At the workshop, Crean said, she realized that she "had an obligation to do something with this Torah."

She contacted a Jewish scribe to restore Torah No. 586, with its missing letters and pieces of parchment.

The task was complicated by the scroll's unique lettering, a combination of scripts from several Jewish traditions that is extremely rare, said Rabbi Gedaliah Druin, 73, the Miami scribe who restored the scroll.

Druin filled in missing letters with a special quill pen and special ink, making Torah No. 586 kosher again.

"To me it's a miracle," said Sima Radovitz, 85, a Martins Run resident who as a teenager worked in a Siberian military camp during World War II. "[Religious items] were destroyed during the war and this one survived. Just like some people survived, and six million didn't."

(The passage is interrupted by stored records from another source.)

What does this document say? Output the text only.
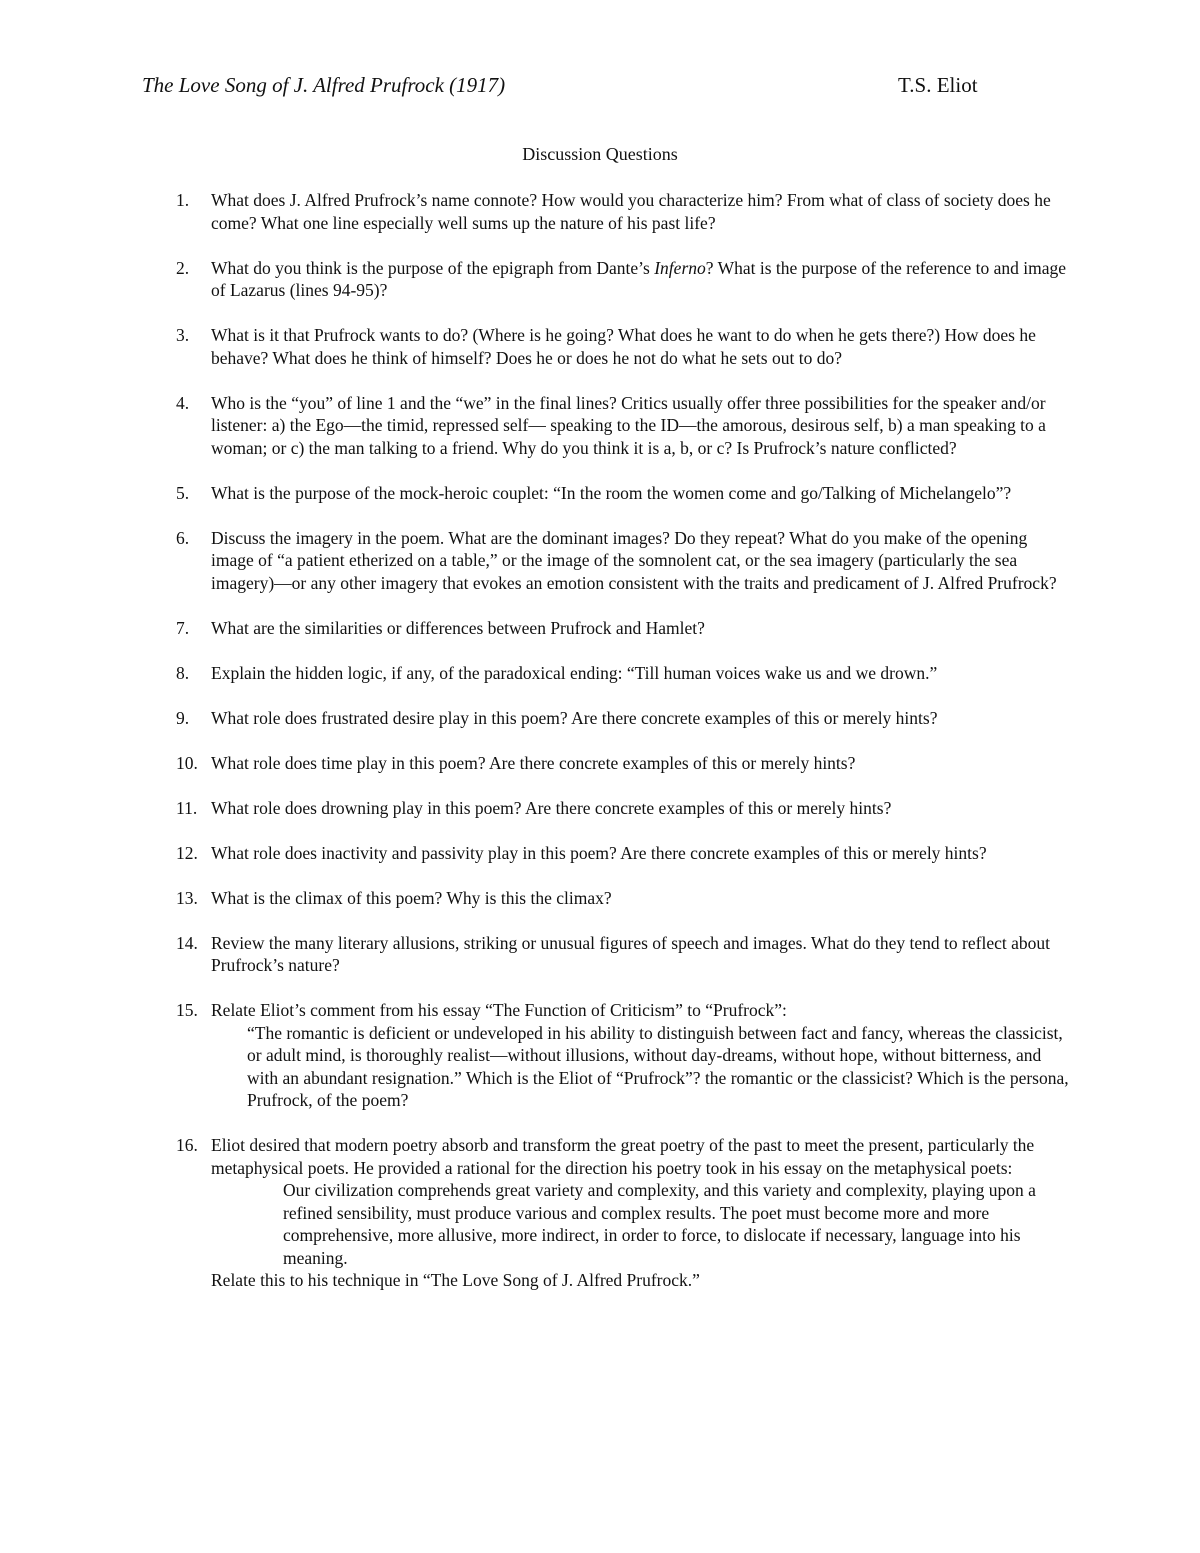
The Love Song of J. Alfred Prufrock (1917)	T.S. Eliot
Discussion Questions
1. What does J. Alfred Prufrock’s name connote? How would you characterize him? From what of class of society does he come? What one line especially well sums up the nature of his past life?

2. What do you think is the purpose of the epigraph from Dante’s Inferno? What is the purpose of the reference to and image of Lazarus (lines 94-95)?

3. What is it that Prufrock wants to do? (Where is he going? What does he want to do when he gets there?) How does he behave? What does he think of himself? Does he or does he not do what he sets out to do?

4. Who is the “you” of line 1 and the “we” in the final lines? Critics usually offer three possibilities for the speaker and/or listener: a) the Ego—the timid, repressed self— speaking to the ID—the amorous, desirous self, b) a man speaking to a woman; or c) the man talking to a friend. Why do you think it is a, b, or c? Is Prufrock’s nature conflicted?

5. What is the purpose of the mock-heroic couplet: “In the room the women come and go/Talking of Michelangelo”?

6. Discuss the imagery in the poem. What are the dominant images? Do they repeat? What do you make of the opening image of “a patient etherized on a table,” or the image of the somnolent cat, or the sea imagery (particularly the sea imagery)—or any other imagery that evokes an emotion consistent with the traits and predicament of J. Alfred Prufrock?

7. What are the similarities or differences between Prufrock and Hamlet?

8. Explain the hidden logic, if any, of the paradoxical ending: “Till human voices wake us and we drown.”

9. What role does frustrated desire play in this poem? Are there concrete examples of this or merely hints?

10. What role does time play in this poem? Are there concrete examples of this or merely hints?

11. What role does drowning play in this poem? Are there concrete examples of this or merely hints?

12. What role does inactivity and passivity play in this poem? Are there concrete examples of this or merely hints?

13. What is the climax of this poem? Why is this the climax?

14. Review the many literary allusions, striking or unusual figures of speech and images. What do they tend to reflect about Prufrock’s nature?

15. Relate Eliot’s comment from his essay “The Function of Criticism” to “Prufrock”:

“The romantic is deficient or undeveloped in his ability to distinguish between fact and fancy, whereas the classicist, or adult mind, is thoroughly realist—without illusions, without day-dreams, without hope, without bitterness, and with an abundant resignation.” Which is the Eliot of “Prufrock”? the romantic or the classicist? Which is the persona, Prufrock, of the poem?

16. Eliot desired that modern poetry absorb and transform the great poetry of the past to meet the present, particularly the metaphysical poets. He provided a rational for the direction his poetry took in his essay on the metaphysical poets:

Our civilization comprehends great variety and complexity, and this variety and complexity, playing upon a refined sensibility, must produce various and complex results. The poet must become more and more comprehensive, more allusive, more indirect, in order to force, to dislocate if necessary, language into his meaning.

Relate this to his technique in “The Love Song of J. Alfred Prufrock.”
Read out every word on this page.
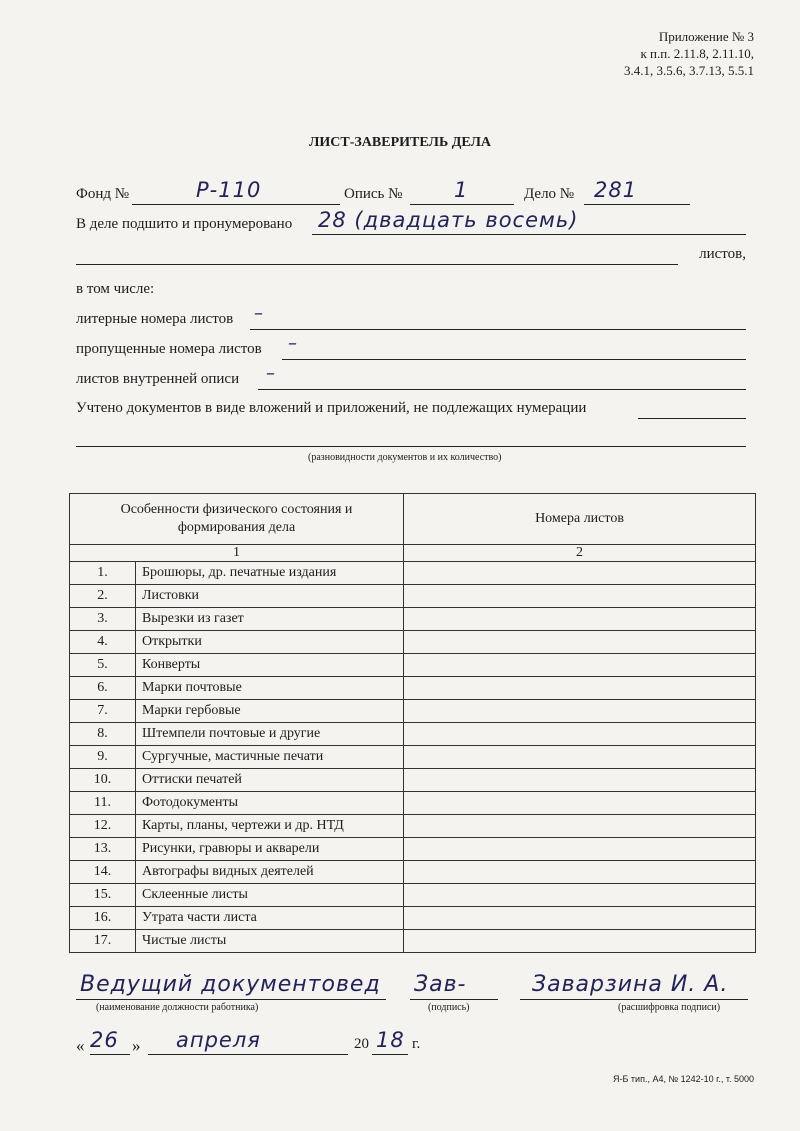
Приложение № 3
к п.п. 2.11.8, 2.11.10,
3.4.1, 3.5.6, 3.7.13, 5.5.1
ЛИСТ-ЗАВЕРИТЕЛЬ ДЕЛА
Фонд №	Р-110	Опись № 1	Дело № 281
В деле подшито и пронумеровано 28 (двадцать восемь)
листов,
в том числе:
литерные номера листов –
пропущенные номера листов –
листов внутренней описи –
Учтено документов в виде вложений и приложений, не подлежащих нумерации
(разновидности документов и их количество)
Особенности физического состояния и формирования дела		Номера листов
1		2
1.	Брошюры, др. печатные издания	
2.	Листовки	
3.	Вырезки из газет	
4.	Открытки	
5.	Конверты	
6.	Марки почтовые	
7.	Марки гербовые	
8.	Штемпели почтовые и другие	
9.	Сургучные, мастичные печати	
10.	Оттиски печатей	
11.	Фотодокументы	
12.	Карты, планы, чертежи и др. НТД	
13.	Рисунки, гравюры и акварели	
14.	Автографы видных деятелей	
15.	Склеенные листы	
16.	Утрата части листа	
17.	Чистые листы	
Ведущий документовед Зав-	Заварзина И. А.
(наименование должности работника)	(подпись)	(расшифровка подписи)
« 26 » апреля	20 18 г.
Я-Б тип., А4, № 1242-10 г., т. 5000
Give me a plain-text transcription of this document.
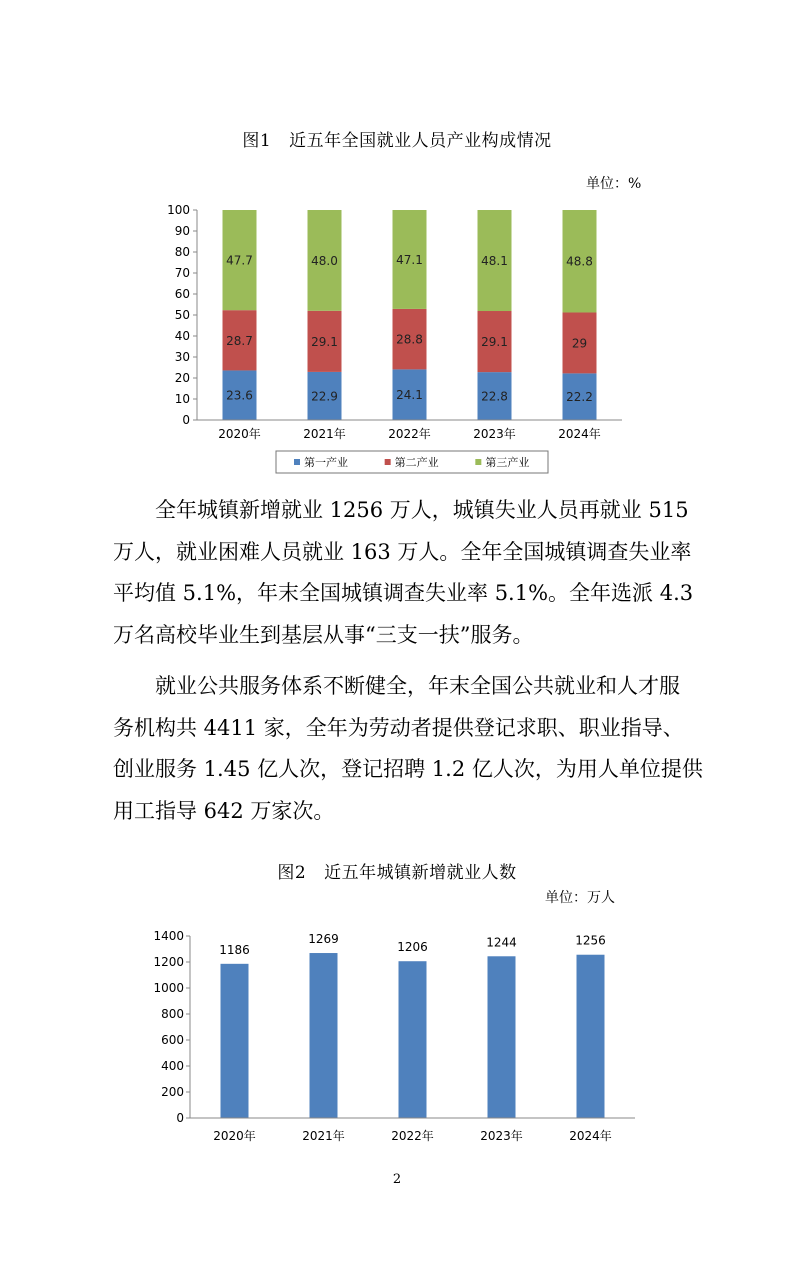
图1 近五年全国就业人员产业构成情况
单位：%
0
10
20
30
40
50
60
70
80
90
100
23.6
28.7
47.7
22.9
29.1
48.0
24.1
28.8
47.1
22.8
29.1
48.1
22.2
29
48.8
2020年	2021年	2022年	2023年	2024年
第一产业	第二产业	第三产业
全年城镇新增就业 1256 万人，城镇失业人员再就业 515
万人，就业困难人员就业 163 万人。全年全国城镇调查失业率
平均值 5.1%，年末全国城镇调查失业率 5.1%。全年选派 4.3
万名高校毕业生到基层从事“三支一扶”服务。
就业公共服务体系不断健全，年末全国公共就业和人才服
务机构共 4411 家，全年为劳动者提供登记求职、职业指导、
创业服务 1.45 亿人次，登记招聘 1.2 亿人次，为用人单位提供
用工指导 642 万家次。
图2 近五年城镇新增就业人数
单位：万人
0
200
400
600
800
1000
1200
1400
1186
1269
1206	1244	1256
2020年	2021年	2022年	2023年	2024年
2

On Thursday, Radovitz will be part of an expected group of about 250 from around Delaware County who will watch the ceremony along with Schreiber, a chemist who with his father survived three concentration camps.

Michael Shaid, a senior at the Jack M. Barrack Hebrew Academy in Radnor Township, will read from the sacred scroll as a gesture of "giving the Torah to a new generation," Crean said.

The rabbi will begin reading from the scroll for religious services starting in the fall.

"This is an example of a living Torah," Crean said. "It's not just a document stored somewhere. Each generation encounters the text anew, and that keeps it alive."